This study found out that media uses conflict as the main selling point for RSA stories, to attract readers and sell more copy. Conflict here is seen in the disagreement in opinion between the victim and suspects, the victims and suspects’ families, the victim and police, and society and law enforcement.

Conflict is a situation in which two or more parties have different views over a matter and do not agree on how it should be done or taken up. According to Howard (2008), conflict is a situation where two or more individuals or groups try to pursue goals or ambitions, which they cannot share, or do not share. While, Wright (1951) says conflict arises from competition driven by self-interest. Conflict can be violent or non-violent depending on the situation and the environment in which it occurs. It can be expressed verbally or nonverbally. Non-violent conflict may be in form of disagreements and violation of rights, as well as feuds. Violent conflict involves the use of force, weapons and any destructive objects to cause harm, injury or destruction (Wright, 1951; Pkalya & Adan, 2006; Pkalya, Adan & Masinde, 2003; Pkalya, Adan & Masinde, 2004).

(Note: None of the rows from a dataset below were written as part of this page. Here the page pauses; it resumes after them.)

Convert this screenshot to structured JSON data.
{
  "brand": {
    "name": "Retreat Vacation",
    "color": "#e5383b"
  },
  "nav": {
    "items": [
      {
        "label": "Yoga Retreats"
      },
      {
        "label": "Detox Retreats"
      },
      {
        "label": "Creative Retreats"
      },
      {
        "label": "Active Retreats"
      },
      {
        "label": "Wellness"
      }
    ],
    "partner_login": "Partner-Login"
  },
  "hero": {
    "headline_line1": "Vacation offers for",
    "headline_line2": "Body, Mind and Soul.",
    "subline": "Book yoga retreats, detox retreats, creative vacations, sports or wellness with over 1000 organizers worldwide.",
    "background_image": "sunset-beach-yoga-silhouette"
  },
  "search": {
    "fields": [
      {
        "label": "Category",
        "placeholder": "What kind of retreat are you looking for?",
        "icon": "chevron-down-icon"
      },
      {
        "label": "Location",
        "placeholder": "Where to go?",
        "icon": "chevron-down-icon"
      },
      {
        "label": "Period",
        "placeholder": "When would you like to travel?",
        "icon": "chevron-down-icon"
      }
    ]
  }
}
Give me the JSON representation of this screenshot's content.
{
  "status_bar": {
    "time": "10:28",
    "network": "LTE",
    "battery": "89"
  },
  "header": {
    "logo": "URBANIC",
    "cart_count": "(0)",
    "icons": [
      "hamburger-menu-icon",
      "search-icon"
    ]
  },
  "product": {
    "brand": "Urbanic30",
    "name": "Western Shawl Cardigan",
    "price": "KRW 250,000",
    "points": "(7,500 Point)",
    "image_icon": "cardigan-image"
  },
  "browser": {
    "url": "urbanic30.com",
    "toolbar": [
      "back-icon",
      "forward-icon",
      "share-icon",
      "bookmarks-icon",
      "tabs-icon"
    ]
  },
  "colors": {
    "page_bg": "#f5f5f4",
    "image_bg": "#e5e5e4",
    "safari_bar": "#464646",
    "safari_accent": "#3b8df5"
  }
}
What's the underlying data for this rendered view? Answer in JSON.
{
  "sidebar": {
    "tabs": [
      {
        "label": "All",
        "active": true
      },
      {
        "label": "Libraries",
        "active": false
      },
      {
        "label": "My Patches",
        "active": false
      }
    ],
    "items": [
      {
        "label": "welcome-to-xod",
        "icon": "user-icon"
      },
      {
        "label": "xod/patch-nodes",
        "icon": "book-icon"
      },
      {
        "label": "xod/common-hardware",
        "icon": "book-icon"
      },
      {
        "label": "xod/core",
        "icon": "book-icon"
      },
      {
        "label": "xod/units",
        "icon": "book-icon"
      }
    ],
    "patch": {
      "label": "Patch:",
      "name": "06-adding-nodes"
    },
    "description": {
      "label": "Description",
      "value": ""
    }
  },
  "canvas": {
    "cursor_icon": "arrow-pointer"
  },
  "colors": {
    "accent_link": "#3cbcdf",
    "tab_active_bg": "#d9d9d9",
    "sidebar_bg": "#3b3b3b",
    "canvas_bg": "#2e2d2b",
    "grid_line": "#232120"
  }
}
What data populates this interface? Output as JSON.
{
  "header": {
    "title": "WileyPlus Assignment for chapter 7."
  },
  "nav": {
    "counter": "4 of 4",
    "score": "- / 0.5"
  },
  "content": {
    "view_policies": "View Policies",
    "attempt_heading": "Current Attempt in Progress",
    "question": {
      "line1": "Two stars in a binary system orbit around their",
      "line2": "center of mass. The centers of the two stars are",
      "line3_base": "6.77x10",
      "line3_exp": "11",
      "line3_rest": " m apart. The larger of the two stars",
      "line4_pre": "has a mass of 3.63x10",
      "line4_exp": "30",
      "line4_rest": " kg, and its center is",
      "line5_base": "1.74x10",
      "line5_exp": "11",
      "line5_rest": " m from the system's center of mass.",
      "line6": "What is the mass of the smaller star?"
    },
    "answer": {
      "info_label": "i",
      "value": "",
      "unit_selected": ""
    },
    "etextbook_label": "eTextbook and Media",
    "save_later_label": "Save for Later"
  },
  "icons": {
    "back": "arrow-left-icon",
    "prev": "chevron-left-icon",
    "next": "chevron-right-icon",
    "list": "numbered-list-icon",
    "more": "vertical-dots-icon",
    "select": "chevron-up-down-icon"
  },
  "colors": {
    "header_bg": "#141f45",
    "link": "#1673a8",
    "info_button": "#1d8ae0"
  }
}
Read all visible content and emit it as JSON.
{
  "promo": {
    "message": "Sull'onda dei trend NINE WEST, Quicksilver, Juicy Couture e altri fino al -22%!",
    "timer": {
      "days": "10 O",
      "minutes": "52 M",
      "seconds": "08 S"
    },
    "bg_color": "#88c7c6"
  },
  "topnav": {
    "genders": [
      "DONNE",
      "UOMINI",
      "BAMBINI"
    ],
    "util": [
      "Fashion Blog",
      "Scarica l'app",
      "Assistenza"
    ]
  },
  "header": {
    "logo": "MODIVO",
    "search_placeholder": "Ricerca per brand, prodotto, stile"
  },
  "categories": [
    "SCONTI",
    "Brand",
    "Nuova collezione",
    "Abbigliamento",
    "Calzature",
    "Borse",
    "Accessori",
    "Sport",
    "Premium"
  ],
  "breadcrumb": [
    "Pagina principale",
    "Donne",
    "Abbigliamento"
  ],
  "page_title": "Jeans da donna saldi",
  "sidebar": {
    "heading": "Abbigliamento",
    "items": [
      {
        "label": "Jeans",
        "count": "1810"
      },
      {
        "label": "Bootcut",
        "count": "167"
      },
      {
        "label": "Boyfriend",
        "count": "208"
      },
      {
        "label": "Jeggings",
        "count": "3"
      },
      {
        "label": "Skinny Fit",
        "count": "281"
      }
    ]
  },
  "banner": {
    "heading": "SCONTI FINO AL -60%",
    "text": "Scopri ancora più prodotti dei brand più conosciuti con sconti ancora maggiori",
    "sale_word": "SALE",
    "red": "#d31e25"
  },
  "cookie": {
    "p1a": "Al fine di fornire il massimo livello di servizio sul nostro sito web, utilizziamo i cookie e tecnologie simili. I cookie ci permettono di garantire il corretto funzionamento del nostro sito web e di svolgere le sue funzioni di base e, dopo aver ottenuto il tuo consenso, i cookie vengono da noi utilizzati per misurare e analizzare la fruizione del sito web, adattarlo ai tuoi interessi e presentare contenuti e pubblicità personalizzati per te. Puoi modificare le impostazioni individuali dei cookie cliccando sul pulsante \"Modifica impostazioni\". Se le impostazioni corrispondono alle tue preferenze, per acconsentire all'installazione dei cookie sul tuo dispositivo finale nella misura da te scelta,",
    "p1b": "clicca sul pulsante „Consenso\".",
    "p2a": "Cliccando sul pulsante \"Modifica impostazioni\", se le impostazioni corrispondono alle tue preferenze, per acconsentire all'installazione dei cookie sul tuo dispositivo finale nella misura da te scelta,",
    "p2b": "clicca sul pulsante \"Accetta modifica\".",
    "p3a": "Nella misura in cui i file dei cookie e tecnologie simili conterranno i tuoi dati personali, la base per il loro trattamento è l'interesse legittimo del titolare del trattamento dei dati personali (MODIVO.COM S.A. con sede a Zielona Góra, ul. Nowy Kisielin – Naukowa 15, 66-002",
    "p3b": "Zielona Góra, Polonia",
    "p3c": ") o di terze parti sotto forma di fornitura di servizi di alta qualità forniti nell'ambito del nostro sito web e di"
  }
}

In the case of sexual violence, the conflict is in the interest of the parties involved. The victim does not want sexual contact while the perpetrator wants it. In this sense, there is a conflict of interest between the two parties. Consequently, there is also a conflict of interest between the society and perpetrator and the law and perpetrator, and sometimes even between society and the victim. Part of society may be against sexual assault and therefore have conflicting interest with perpetrators like in the case where the media and activists fought for Esther’s rights to justice; part of society may be in agreement with perpetrators and therefore have conflicting interests with the victim like in the case where Esther’s family was threatened by the families of the perpetrators to drop the case and where police treated the rape like a minor offence; and the law in Nigeria, particularly the Sexual Offences Act (Nigeria, 2006), conflicts with the perpetrators interests.

Conflict sells is one of the most widely taught maxims in journalism and is practised everywhere. Conflict attracts readers and is a good selling point for any story. According to Botes (1996) in Akpoghiran and Otite (2013), media is naturally attracted to conflict. This means that media senses conflict and reports on it because it makes news. Furthermore, Akpoghiran and Otite (2013) quote Owens-Ibie (2002) as saying that conflict is the bread and butter of journalism. Akpoghiran and Otite (2013, p.13) say that to Owens-Ibie, “conflict sells in journalism”.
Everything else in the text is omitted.